===============================================================
SpatialDM: Spatial Direct Messaging Detected by bivariate Moran
===============================================================
About
=====
SpatialDM (Spatial Direct Messaging, or Spatial co-expressed ligand and
receptor Detected by Moran's bivariant extension), a statistical model and
toolbox to identify the spatial co-expression (i.e., spatial association)
between a pair of ligand and receptor. \
Uniquely, SpatialDM can distinguish co-expressed ligand and receptor pairs from
spatially separating pairs, and identify the spots of interaction.
.. image:: https://github.com/StatBiomed/SpatialDM/blob/main/docs/.figs/AvsB-1.png?raw=true
:width: 900px
:align: center
With the analytical testing method, SpatialDM is scalable to 1 million spots
within 12 min with only one core.
.. image:: https://github.com/StatBiomed/SpatialDM/blob/main/docs/.figs/runtime_aug16-1.png?raw=true
:width: 600px
:align: center
It comprises two main steps: \
1) global selection `spatialdm_global` to identify significantly interacting LR pairs; \
2) local selection `spatialdm_local` to identify local spots for each interaction.
Installation
============
SpatialDM is available through `PyPI <https://pypi.org/project/SpatialDM/>`_.

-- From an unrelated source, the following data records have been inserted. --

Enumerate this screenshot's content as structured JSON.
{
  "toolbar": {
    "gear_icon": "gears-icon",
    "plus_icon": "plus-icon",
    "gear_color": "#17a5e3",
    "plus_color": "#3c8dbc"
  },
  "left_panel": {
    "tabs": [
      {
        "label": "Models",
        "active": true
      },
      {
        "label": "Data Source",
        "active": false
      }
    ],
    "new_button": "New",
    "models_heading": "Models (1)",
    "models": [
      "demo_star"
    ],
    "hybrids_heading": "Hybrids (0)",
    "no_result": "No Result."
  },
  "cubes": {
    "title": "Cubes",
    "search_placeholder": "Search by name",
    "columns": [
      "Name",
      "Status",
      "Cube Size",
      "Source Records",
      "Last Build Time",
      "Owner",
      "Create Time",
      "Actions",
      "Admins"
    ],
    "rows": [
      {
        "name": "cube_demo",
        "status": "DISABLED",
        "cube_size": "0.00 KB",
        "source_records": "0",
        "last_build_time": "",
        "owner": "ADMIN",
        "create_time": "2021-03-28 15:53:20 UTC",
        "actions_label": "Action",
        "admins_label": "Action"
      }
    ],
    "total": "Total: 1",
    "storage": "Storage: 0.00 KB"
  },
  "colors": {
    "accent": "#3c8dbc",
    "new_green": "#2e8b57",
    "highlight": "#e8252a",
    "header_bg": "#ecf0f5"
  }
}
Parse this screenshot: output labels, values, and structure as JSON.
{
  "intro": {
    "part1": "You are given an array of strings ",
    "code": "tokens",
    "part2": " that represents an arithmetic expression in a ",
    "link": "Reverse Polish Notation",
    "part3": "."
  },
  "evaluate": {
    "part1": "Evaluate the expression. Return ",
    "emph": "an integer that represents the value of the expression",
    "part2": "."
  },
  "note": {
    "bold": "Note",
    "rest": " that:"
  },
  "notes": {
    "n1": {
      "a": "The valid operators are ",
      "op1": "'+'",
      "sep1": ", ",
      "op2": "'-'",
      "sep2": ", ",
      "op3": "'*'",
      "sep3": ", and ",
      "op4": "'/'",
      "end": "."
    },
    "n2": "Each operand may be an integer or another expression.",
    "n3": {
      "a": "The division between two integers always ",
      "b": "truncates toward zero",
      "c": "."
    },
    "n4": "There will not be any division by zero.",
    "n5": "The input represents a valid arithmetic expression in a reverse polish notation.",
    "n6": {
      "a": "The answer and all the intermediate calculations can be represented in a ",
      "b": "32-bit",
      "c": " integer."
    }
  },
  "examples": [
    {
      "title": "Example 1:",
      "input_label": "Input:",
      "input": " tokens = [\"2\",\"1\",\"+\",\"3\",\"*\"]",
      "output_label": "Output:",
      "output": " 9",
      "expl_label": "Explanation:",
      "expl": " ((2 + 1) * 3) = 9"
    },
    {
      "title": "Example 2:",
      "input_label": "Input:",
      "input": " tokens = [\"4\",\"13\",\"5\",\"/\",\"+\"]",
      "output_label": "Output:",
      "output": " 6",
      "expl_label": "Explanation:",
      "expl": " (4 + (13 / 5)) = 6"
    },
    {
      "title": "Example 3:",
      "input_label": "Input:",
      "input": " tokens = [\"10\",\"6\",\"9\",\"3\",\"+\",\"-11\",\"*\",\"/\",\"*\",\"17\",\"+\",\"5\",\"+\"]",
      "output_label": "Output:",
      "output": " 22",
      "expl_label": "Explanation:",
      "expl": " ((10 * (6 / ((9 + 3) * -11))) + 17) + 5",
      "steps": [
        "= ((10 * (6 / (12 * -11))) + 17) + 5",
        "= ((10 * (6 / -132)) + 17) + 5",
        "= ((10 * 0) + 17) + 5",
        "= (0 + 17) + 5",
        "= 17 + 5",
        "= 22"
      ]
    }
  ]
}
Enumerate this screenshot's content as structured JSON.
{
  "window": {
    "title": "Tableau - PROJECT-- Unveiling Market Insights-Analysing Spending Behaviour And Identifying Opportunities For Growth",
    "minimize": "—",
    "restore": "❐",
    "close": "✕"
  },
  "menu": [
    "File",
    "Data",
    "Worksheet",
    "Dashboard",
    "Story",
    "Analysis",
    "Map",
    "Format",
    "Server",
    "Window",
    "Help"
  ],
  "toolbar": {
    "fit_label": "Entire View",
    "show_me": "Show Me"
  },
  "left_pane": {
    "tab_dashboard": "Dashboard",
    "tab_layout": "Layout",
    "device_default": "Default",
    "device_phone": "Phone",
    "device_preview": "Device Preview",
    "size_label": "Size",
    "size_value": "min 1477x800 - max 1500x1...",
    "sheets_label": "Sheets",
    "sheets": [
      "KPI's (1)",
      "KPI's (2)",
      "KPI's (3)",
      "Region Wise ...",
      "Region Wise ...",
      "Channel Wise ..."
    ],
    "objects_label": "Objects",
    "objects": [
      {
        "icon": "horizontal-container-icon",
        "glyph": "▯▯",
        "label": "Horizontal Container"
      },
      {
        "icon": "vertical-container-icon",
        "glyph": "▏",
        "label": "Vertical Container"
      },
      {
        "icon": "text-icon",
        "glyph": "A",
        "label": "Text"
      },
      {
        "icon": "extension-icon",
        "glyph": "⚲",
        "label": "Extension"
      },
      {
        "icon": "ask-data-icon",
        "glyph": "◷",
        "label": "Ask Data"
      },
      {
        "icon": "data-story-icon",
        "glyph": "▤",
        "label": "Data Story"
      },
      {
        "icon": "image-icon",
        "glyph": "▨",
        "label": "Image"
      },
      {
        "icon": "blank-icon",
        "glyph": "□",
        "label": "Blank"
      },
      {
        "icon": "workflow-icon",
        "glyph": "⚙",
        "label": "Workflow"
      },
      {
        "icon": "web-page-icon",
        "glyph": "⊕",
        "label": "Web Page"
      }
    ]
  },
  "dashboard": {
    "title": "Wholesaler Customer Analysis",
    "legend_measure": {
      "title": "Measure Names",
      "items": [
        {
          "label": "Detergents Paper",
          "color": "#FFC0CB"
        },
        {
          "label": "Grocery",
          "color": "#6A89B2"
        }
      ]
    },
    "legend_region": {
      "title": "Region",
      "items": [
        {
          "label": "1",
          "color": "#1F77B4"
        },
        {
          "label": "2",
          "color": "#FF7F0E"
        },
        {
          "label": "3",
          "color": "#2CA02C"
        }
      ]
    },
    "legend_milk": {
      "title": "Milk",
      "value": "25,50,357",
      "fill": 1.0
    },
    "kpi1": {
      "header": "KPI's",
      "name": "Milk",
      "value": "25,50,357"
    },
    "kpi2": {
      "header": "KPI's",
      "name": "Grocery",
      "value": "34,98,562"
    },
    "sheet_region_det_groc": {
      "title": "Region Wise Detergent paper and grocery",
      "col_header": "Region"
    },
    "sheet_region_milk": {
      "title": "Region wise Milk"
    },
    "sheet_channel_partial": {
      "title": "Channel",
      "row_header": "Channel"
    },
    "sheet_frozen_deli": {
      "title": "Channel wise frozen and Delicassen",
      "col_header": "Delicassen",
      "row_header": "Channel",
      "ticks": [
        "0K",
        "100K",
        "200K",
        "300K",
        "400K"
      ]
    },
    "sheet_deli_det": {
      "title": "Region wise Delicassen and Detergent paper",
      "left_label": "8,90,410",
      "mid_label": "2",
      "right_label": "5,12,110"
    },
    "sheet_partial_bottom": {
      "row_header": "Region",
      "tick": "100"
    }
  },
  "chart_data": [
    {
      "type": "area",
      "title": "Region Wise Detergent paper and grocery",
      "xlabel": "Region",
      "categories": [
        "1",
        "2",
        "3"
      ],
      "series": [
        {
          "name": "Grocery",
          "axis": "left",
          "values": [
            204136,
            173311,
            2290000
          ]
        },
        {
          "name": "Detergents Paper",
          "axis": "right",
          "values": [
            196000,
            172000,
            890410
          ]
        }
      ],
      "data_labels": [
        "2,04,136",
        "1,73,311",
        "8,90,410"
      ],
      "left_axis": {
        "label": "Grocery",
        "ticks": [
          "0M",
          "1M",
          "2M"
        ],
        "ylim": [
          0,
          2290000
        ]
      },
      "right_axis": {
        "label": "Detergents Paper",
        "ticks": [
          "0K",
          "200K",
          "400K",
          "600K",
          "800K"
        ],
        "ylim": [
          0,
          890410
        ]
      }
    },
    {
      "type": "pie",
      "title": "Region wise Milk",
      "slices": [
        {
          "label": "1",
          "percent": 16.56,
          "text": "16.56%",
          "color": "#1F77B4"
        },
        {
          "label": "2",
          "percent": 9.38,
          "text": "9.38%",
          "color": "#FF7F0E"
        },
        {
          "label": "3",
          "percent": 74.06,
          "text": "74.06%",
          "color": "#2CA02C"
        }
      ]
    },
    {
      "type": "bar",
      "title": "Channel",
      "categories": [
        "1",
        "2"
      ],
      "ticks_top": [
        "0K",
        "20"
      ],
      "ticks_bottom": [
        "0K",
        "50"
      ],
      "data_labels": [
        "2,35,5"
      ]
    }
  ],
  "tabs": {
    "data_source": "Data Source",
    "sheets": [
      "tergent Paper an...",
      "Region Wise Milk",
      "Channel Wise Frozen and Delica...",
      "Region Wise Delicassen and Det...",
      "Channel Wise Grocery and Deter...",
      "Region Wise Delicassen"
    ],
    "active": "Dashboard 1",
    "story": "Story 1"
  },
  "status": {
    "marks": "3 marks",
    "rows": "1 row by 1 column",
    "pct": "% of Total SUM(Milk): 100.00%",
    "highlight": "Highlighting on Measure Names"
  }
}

To install, type the following command line and add ``-U`` for updates:
.. code-block:: bash
pip install -U SpatialDM
Alternatively, you can install from this GitHub repository for latest (often
development) version by the following command line:
.. code-block:: bash
pip install -U git+https://github.com/StatBiomed/SpatialDM
Installation time: < 1 min
Quick example
=============
Using the build-in melanoma dataset as an example, the following Python script
will compute the p-value indicating whether a certain Ligand-Receptor is
spatially co-expressed.
.. code-block:: python
import spatialdm as sdm
adata = sdm.datasets.dataset.melanoma()
sdm.weight_matrix(adata, l=1.2, cutoff=0.2, single_cell=False) # weight_matrix by rbf kernel
sdm.extract_lr(adata, 'human', min_cell=3) # find overlapping LRs from CellChatDB
sdm.spatialdm_global(adata, 1000, specified_ind=None, method='both', nproc=1) # global Moran selection
sdm.sig_pairs(adata, method='permutation', fdr=True, threshold=0.1) # select significant pairs
sdm.spatialdm_local(adata, n_perm=1000, method='both', specified_ind=None, nproc=1) # local spot selection
sdm.sig_spots(adata, method='permutation', fdr=False, threshold=0.1) # significant local spots
# visualize global and local pairs
import spatialdm.plottings as pl
pl.global_plot(adata, pairs=['SPP1_CD44'])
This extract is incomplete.